Edited on Thu May-27-10 03:08 PM by izzybeans
Because if the person who actually built that mousetrap was given his or her just reward then you are likely talking about a specific form of socialism that has been erased from collective memory. It's merely a democratized market economy that transforms the contemporary corporate form into a democratically run business.

After the industrial revolution, mass production, the formation of mass markets, and now globalization, there is very little room in the economy for small artisans to make a living. The builder of the better mouse trap will likely only find a small niche market and then get gobbled up by the poorly produced mass manufacturers who underbid the market. Mass volumes have to be produced, managed, and distributed through large bureaucratic machines. The question is, do you install a dictator at the top of that machine who uses the bureaucracy to siphon off value and distribute it to unproductive shareholders, or do you democratize that machine and distribute the surplus value to the people who produced the good or service in the first place? All socialism is or can be, is a way to reward the architects and engineers of a quality mousetrap. There is no need to eliminate markets, competition, nor the corporate form. There is a need however to ensure that the builders of goods and the deliverer of services have ownership in the value they create. Democratize the economy and you will finally have your free market. Until then our market economy will remain grounded in authoritarian organizational forms that Rob Peter, the craftsman, to pay Paul, the succubus of profit. You are still accumulating capital, and there will still be investments to be had, but they will have to be more value driven and less credit driven. That's where those old socialist theories tend to fall flat IMO. How does the initial investment happen?

If you start a business and you give each and every worker a proportional equity share based on your organizational census, then you'll have a purely socialist business entity. Of course you can set tiers based on value added over one's work life as well.
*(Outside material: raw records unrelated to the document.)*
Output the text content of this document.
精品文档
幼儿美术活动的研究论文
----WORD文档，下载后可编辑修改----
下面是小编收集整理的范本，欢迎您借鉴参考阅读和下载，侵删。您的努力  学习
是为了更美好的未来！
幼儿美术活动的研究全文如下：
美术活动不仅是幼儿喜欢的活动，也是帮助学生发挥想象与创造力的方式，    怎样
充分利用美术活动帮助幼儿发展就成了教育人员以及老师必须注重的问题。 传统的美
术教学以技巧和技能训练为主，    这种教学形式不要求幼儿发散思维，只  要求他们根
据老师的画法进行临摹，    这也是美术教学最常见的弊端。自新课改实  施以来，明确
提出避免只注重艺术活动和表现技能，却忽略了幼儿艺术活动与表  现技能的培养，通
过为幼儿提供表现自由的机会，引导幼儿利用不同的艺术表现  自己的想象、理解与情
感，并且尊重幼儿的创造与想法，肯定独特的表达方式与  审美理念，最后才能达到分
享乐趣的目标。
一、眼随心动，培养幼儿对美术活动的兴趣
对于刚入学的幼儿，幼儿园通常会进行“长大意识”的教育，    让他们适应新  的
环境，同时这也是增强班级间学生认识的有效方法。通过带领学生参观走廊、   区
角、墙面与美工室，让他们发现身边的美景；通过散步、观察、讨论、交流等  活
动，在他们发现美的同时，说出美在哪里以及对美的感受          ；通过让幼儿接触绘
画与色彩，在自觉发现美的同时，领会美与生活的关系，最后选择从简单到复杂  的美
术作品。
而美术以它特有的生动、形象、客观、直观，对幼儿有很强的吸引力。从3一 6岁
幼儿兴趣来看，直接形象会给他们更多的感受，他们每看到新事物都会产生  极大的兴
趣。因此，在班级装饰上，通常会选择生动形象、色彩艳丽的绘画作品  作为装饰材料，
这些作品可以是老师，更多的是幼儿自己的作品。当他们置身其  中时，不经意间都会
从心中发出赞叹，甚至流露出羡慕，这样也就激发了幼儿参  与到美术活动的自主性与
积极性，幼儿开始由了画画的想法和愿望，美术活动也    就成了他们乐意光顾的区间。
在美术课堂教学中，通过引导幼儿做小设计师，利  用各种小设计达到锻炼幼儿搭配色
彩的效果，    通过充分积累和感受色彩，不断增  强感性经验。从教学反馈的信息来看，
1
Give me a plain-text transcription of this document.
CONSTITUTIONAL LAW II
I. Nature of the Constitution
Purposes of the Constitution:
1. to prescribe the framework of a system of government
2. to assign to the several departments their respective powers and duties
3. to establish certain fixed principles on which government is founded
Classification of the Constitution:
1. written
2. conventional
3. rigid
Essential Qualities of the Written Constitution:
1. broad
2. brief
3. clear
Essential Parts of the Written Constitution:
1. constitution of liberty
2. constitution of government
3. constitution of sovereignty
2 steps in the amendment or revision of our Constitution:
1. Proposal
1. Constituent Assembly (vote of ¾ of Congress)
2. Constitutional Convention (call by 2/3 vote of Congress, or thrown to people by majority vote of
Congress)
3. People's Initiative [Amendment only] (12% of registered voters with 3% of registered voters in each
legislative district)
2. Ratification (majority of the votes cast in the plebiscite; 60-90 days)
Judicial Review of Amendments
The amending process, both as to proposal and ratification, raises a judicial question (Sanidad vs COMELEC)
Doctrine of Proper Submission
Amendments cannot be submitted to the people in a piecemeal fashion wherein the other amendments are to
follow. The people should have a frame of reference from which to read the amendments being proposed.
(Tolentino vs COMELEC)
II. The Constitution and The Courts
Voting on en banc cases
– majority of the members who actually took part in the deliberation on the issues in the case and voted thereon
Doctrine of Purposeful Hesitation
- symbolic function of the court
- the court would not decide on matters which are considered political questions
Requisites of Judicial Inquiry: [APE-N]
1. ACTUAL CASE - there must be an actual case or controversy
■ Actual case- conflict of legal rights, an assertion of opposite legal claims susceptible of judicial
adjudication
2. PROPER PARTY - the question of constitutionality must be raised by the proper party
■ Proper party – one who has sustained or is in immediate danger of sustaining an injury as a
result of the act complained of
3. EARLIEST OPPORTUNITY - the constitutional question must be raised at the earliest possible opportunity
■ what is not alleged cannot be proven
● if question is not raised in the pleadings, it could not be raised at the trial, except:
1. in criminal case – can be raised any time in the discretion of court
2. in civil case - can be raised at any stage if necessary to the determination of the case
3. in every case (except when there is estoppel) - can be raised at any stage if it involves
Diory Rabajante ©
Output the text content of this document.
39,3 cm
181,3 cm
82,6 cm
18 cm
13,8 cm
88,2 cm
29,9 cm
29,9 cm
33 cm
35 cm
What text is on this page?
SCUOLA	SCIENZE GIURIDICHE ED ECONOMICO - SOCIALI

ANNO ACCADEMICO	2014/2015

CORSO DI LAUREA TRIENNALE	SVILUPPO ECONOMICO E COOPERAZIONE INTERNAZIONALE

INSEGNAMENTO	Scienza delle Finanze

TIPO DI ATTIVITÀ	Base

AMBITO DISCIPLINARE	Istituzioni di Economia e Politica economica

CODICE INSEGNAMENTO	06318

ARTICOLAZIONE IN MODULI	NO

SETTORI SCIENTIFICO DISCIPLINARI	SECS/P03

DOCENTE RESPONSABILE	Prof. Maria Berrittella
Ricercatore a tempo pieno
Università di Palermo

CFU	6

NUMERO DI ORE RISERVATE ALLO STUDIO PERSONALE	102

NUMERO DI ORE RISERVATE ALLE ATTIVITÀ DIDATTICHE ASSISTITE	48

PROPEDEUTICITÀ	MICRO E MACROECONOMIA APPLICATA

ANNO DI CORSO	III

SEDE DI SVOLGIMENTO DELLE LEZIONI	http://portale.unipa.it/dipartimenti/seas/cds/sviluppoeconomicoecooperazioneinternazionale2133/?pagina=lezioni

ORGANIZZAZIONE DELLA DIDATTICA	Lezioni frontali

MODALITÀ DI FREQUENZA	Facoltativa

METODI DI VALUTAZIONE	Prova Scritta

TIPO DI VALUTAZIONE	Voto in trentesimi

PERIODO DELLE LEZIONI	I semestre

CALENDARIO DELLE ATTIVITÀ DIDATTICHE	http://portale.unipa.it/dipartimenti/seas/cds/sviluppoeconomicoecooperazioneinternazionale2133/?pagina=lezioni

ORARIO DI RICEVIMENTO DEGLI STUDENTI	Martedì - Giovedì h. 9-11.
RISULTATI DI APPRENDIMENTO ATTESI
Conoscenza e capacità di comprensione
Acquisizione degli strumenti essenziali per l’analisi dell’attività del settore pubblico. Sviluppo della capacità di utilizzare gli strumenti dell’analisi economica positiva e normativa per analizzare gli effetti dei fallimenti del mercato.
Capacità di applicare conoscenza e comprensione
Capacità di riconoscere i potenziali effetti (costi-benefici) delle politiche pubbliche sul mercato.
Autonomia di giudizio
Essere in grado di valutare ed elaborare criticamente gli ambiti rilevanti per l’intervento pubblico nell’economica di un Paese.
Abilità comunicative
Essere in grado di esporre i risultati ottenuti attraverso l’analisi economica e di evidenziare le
All other rules of exchange remain the same (e.g. mutually beneficial exchanges, competitive pricing, value-added competition, etc.). Imagine the engagement and attention a worker would pay to work knowing that the more quality widgets they produce and get sold (without being recalled or sold back) the more they earn. Instead we live in an economy where productivity is no longer tied to wages. Pay a living wage and reward a job well down with equity. Pennies on the dollar go a long way with mass exchanges.